A chapter borrowed from Lame Brains & Lunatics: The Good, The Bad, and The Forgotten of Silent Comedy
by Steve Massa
Laurel and Harry
Harry Langdon was the silent comedy comet that shot across the motion picture skies in the mid-1920s. Although his trajectory was brief and he crashed before the end of the silent era, while he blazed brightly, his influence echoed throughout the genre. Around 1925, a wave of pasty-faced innocents sprang up everywhere–Billy Dooley cavorted for Christie comedies, Arthur Stone was on the Hal Roach lot, and Mack Sennett soon tried to fill the gap caused by Langdon leaving him by putting Eddie Quillan and Johnny Burke through suspiciously similar paces. Even an old timer like Larry Semon, whose films were known for their wild gags, frenetic speed, crashes, and explosions, suddenly began standing still in indecision and blinking slowly. Langdon was in the air, but his most important and fruitful effect was on a transplanted British comic who was struggling to find the right screen persona.
In 1924, Stan Laurel had been in films for seven years, but hadn’t met with exactly wild success. Popular enough to have had starring series for producers such as Hal Roach and G.M. Anderson, his film career to this point had been a search to find the right comic character, as it changed from film to film. Sometimes he’d be a brash go-getter, another time a mama’s boy, then the next time he’d combine the two into sort of an aggressive milquetoast.

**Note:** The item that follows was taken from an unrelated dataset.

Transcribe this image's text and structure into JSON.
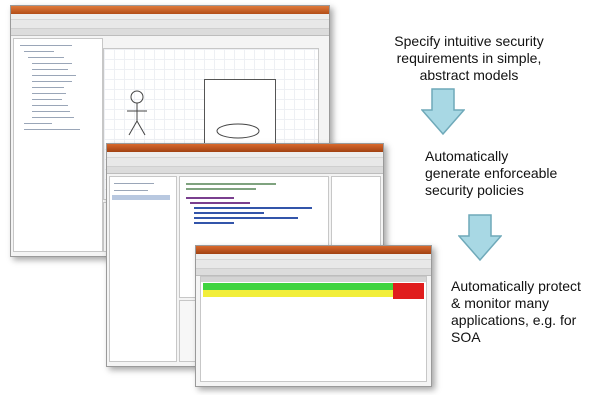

He worked too hard, laughing at his own antics as if to nudge the audience to laugh along. Since his persona hadn’t gelled, the pace was kept breakneck and the shorts were built around occupations, locations, or movie parodies.
Stan Laurel makes for a very Harry Langdonish cop in his 1924 Joe Rock-produced A Madarin Mix-up.
When Harry’s initial surge of popularity hit the film industry, Stan was making a series of two-reelers for producer Joe Rock. By the end of 1924, in shorts such as West of Hot Dog and Somewhere in Wrong, you can see his style start to change. The pace of the films is less frenetic and Stan develops slower, more hesitant body rhythms and hand gestures. Much of his brashness has dissolved and he becomes wistful. He’s now shy with women and people in authority, plus begins to make his crying routine more organic. Seeing Langdon’s work on the screen definitely seems to have prompted Stan to explore and exploit his own inner man-child and made him realize that faster doesn’t always mean funnier. It was just a couple of years after absorbing and developing his own spin on these Langdon traits that the character which we know and love as “Stanley” would be born at the Hal Roach Studios.
In the years that ensued, Harry and Stan’s lives and careers would intersect. They became friends and later full-fledged collaborators when Harry joined the writing staff on the L & H features from Block-Heads (1938) to Saps at Sea (1940), not forgetting that Hal Roach even used Langdon as a cudgel to get an errant Stan back in line during a contract dispute, which resulted in Zenobia (1939). The final word belongs to Stan, who had this to say about Harry to John McCabe for the publication of Mr. Laurel & Mr. Hardy: “A great comedian who had it in him to be a great actor, like Chaplin.”